Here is a cernbox folder with the full QC configuration file, the full log and the DPL dump: CERNBox

Let me know if you need anything else…

Thanks!

pkonopka · July 29, 2022, 1:35pm

Hm, I see that there MCHDigitsPP task objects are actually reaching the check sink:

[65095:PP-TASK-RUNNER-MCHDigitsPP]: 2022-07-28 14:12:45.110180     Checking triggers of the task 'MCHDigitsPP'
[65096:PP-TASK-RUNNER-MCHTrendRates]: 2022-07-28 14:12:45.104351     Checking triggers of the task 'MCHTrendRates'
[65097:qc-check-sink-QC_MCHDigitsPP-mo_0]: 2022-07-28 14:12:45.105170     Storing MonitorObject qc/MCH/MO/MCHDigitsPP/Expert/ST3/DE600/Rate_XY_B_600
[65097:qc-check-sink-QC_MCHDigitsPP-mo_0]: 2022-07-28 14:12:45.138184     Storing MonitorObject qc/MCH/MO/MCHDigitsPP/Expert/ST3/DE601/Rate_XY_B_601
[65097:qc-check-sink-QC_MCHDigitsPP-mo_0]: 2022-07-28 14:12:45.170595     Storing MonitorObject qc/MCH/MO/MCHDigitsPP/Expert/ST3/DE602/Rate_XY_B_602
[65097:qc-check-sink-QC_MCHDigitsPP-mo_0]: 2022-07-28 14:12:45.198906     Storing MonitorObject qc/MCH/MO/MCHDigitsPP/Expert/ST3/DE603/Rate_XY_B_603
[65097:qc-check-sink-QC_MCHDigitsPP-mo_0]: 2022-07-28 14:12:45.226696     Storing MonitorObject qc/MCH/MO/MCHDigitsPP/Expert/ST3/DE604/Rate_XY_B_604
[65097:qc-check-sink-QC_MCHDigitsPP-mo_0]: 2022-07-28 14:12:45.253149     Storing MonitorObject qc/MCH/MO/MCHDigitsPP/Expert/ST3/DE605/Rate_XY_B_605

Then it went quite silent because qc-task-MCH-MCHDigits an End Of Stream message, while MCHDigitsPP was configured to trigger when the first produces new objects.

As documented here:

The beautify function is called after the check function if there is a single dataSource of type Task in the configuration of the check. If there is more than one, the beautify() is not called in this check.

you should not expect that beautify() is called for the results of the post-processing task. This design decision was due to potential problems of having two copies of the same objects which are beautified in different ways in different processes.

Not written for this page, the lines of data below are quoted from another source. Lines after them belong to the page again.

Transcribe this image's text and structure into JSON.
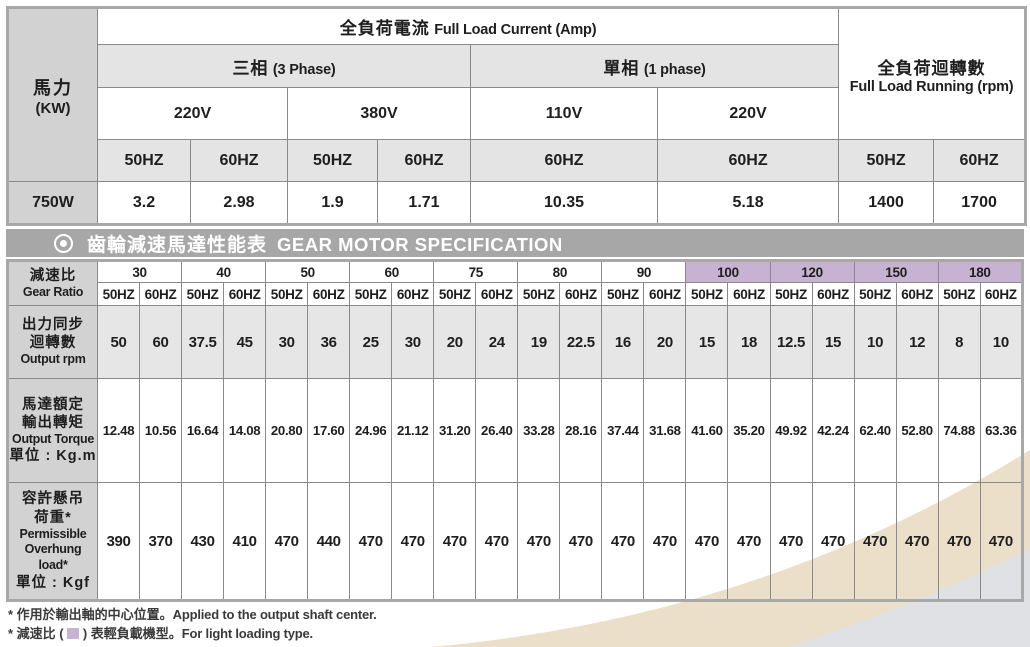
{
  "top_table": {
    "hp_header": {
      "zh": "馬力",
      "en": "(KW)"
    },
    "current_header": {
      "zh": "全負荷電流",
      "en": "Full Load Current (Amp)"
    },
    "rpm_header": {
      "zh": "全負荷迴轉數",
      "en": "Full Load Running (rpm)"
    },
    "phase3": {
      "zh": "三相",
      "en": "(3 Phase)"
    },
    "phase1": {
      "zh": "單相",
      "en": "(1 phase)"
    },
    "voltages": [
      "220V",
      "380V",
      "110V",
      "220V"
    ],
    "hz": [
      "50HZ",
      "60HZ",
      "50HZ",
      "60HZ",
      "60HZ",
      "60HZ",
      "50HZ",
      "60HZ"
    ],
    "data_row": {
      "label": "750W",
      "values": [
        "3.2",
        "2.98",
        "1.9",
        "1.71",
        "10.35",
        "5.18",
        "1400",
        "1700"
      ]
    }
  },
  "section_header": {
    "zh": "齒輪減速馬達性能表",
    "en": "GEAR MOTOR SPECIFICATION"
  },
  "spec_table": {
    "ratio_label": {
      "zh": "減速比",
      "en": "Gear Ratio"
    },
    "ratios": [
      {
        "value": "30",
        "light": false
      },
      {
        "value": "40",
        "light": false
      },
      {
        "value": "50",
        "light": false
      },
      {
        "value": "60",
        "light": false
      },
      {
        "value": "75",
        "light": false
      },
      {
        "value": "80",
        "light": false
      },
      {
        "value": "90",
        "light": false
      },
      {
        "value": "100",
        "light": true
      },
      {
        "value": "120",
        "light": true
      },
      {
        "value": "150",
        "light": true
      },
      {
        "value": "180",
        "light": true
      }
    ],
    "hz_pair": [
      "50HZ",
      "60HZ"
    ],
    "rows": [
      {
        "label_lines": [
          "出力同步",
          "迴轉數",
          "Output rpm"
        ],
        "shaded": true,
        "values": [
          "50",
          "60",
          "37.5",
          "45",
          "30",
          "36",
          "25",
          "30",
          "20",
          "24",
          "19",
          "22.5",
          "16",
          "20",
          "15",
          "18",
          "12.5",
          "15",
          "10",
          "12",
          "8",
          "10"
        ]
      },
      {
        "label_lines": [
          "馬達額定",
          "輸出轉矩",
          "Output Torque",
          "單位 : Kg.m"
        ],
        "shaded": false,
        "values": [
          "12.48",
          "10.56",
          "16.64",
          "14.08",
          "20.80",
          "17.60",
          "24.96",
          "21.12",
          "31.20",
          "26.40",
          "33.28",
          "28.16",
          "37.44",
          "31.68",
          "41.60",
          "35.20",
          "49.92",
          "42.24",
          "62.40",
          "52.80",
          "74.88",
          "63.36"
        ]
      },
      {
        "label_lines": [
          "容許懸吊",
          "荷重*",
          "Permissible",
          "Overhung load*",
          "單位 : Kgf"
        ],
        "shaded": false,
        "values": [
          "390",
          "370",
          "430",
          "410",
          "470",
          "440",
          "470",
          "470",
          "470",
          "470",
          "470",
          "470",
          "470",
          "470",
          "470",
          "470",
          "470",
          "470",
          "470",
          "470",
          "470",
          "470"
        ]
      }
    ]
  },
  "footnotes": [
    {
      "zh": "* 作用於輸出軸的中心位置。",
      "en": "Applied to the output shaft center."
    },
    {
      "zh_pre": "* 減速比 ( ",
      "zh_post": " ) 表輕負載機型。",
      "en": "For light loading type."
    }
  ],
  "colors": {
    "light_ratio_bg": "#c8b2d2",
    "band_bg": "#a7a7a7",
    "header_gray": "#e4e4e4",
    "label_gray": "#d2d2d2",
    "beige_swoosh": "#ecdfca",
    "gray_swoosh": "#dfe1e4"
  }
}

However, it is weird that these objects do not reach the check runner at all, indeed i can see only these:

[65106:qc-check-MCH-QcCheckMCHDigitsPP]: 2022-07-28 14:12:36.074852     CheckRunner qc-check-MCH-QcCheckMCHDigitsPP received an array with 10 entries from MCHDigits

this looks like a bug in QC.

However, due to the previously mentioned limitation (which I forgot about before), you will probably have to approach the problem differently. Would it work for you to access the check result in the post-processing task? It is done e.g. in TrendingTask like this:

    } else if (dataSource.type == "repository-quality") {
      auto qo = qcdb.retrieveQO(dataSource.path + "/" + dataSource.name, t.timestamp, t.activity);
      if (qo) {
        mReductors[dataSource.name]->update(qo.get());
      }

then you could create beautified plots directly in your post-processing task, based on the result you retrieve from the QCDB.

aferrero · September 8, 2022, 12:05pm

Hi @pkonopka!

Sorry for the long silence…

In the tests I am doing, the beautify method is actually called by the Checker even if the dataSource type is set to PostProcessing (but the checker has only one data source). Is this supposed to change in the future?

Piotr Konopka:

However, due to the previously mentioned limitation (which I forgot about before), you will probably have to approach the problem differently. Would it work for you to access the check result in the post-processing task? It is done e.g. in TrendingTask like this:
    } else if (dataSource.type == "repository-quality") {
      auto qo = qcdb.retrieveQO(dataSource.path + "/" + dataSource.name, t.timestamp, t.activity);
      if (qo) {
        mReductors[dataSource.name]->update(qo.get());
      }
then you could create beautified plots directly in your post-processing task, based on the result you retrieve from the QCDB.

Yes, this would work, thanks!

pkonopka · September 12, 2022, 7:13am

Sorry, I think the documentation was actually unclear. beautify can be called if there is just one dataSource of any kind. I will fix the doc.

This would mean that the behaviour is not supposed to change in the future.